Mini Miranda warnings are not officially labeled as such in the Fair Debt Collection Practices Act. However, many relevant parties began referring to the debt collector warnings as mini-Miranda warnings because they are similar to the warnings that are required by Miranda v. Arizona. Just as a police officer must warn a suspect of their rights before beginning interrogations, a debt collector must warn a debtor of their rights under the Fair Debt Collection Practices Act.
What Happens When A Debt Collector Violates The Fair Debt Collection Practices Act? Are Mini Miranda Warnings Still Required If The Debtor Is In Bankruptcy?
Failing to begin the initial contact with a mini Miranda warning is an automatic violation of the Fair Debt Collection Practices Act, and each violation could result in the debt collector being fined $1,000. If the debt collector sues the debtor in court for past-due debt, the debtor can counter-claim with each violation of the Act. Additionally, the debtor may lodge a formal complaint with the Federal Trade Commission regarding the violation.
When a debtor is in bankruptcy, the debtor receives an automatic stay which is a court order requiring creditors to cease all collection efforts against the debtor. However, creditors can still file bankruptcy claims with both the bankruptcy court and the debtor.
Whether creditors have to provide a mini Miranda warning when the debtor is in bankruptcy is still up for debate. The 2nd and 9th Circuit Courts have ruled that the Fair Debt Collection Practices Act and its mini Miranda Rulings do not apply if the debtor is in bankruptcy. However, the 3rd and 7th Circuits have ruled that the Fair Debt Collection Practices Act is still enforceable, even when the debtor is in bankruptcy.

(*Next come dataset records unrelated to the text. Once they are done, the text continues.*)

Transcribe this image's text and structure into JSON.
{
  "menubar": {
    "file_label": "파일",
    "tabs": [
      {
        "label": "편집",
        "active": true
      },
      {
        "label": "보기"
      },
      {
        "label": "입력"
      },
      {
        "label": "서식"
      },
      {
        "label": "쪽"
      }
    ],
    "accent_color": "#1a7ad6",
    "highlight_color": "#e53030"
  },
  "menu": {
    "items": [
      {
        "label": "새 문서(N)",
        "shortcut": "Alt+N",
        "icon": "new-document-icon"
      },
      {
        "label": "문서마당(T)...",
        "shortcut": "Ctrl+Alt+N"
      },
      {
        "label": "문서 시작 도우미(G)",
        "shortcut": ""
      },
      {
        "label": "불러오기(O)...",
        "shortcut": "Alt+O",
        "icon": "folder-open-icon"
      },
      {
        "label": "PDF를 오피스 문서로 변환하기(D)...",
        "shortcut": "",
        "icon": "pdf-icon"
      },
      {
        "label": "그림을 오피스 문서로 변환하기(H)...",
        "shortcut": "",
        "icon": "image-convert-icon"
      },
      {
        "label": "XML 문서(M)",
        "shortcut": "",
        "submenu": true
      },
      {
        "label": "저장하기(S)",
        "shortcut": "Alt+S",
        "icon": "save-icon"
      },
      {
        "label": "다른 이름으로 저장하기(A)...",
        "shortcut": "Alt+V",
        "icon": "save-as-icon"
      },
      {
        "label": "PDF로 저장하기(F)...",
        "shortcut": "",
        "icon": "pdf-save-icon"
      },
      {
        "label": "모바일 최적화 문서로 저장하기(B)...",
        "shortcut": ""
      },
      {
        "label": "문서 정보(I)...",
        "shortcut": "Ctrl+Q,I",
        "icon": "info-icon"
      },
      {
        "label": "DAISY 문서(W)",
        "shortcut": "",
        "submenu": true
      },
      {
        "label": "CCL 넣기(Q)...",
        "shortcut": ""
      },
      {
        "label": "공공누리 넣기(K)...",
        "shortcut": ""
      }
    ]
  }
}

Do I Need An Attorney For Issues With Mini Miranda Laws?
If you are experiencing issues associated with mini Miranda rights and/or debt collections, you should consult with an area bankruptcy attorney. An experienced and local lawyer can inform you of your rights and legal options according to your state’s specific laws regarding the matter, and can communicate with debt collectors on your behalf. Additionally, an attorney will also be able to represent you in court, as needed.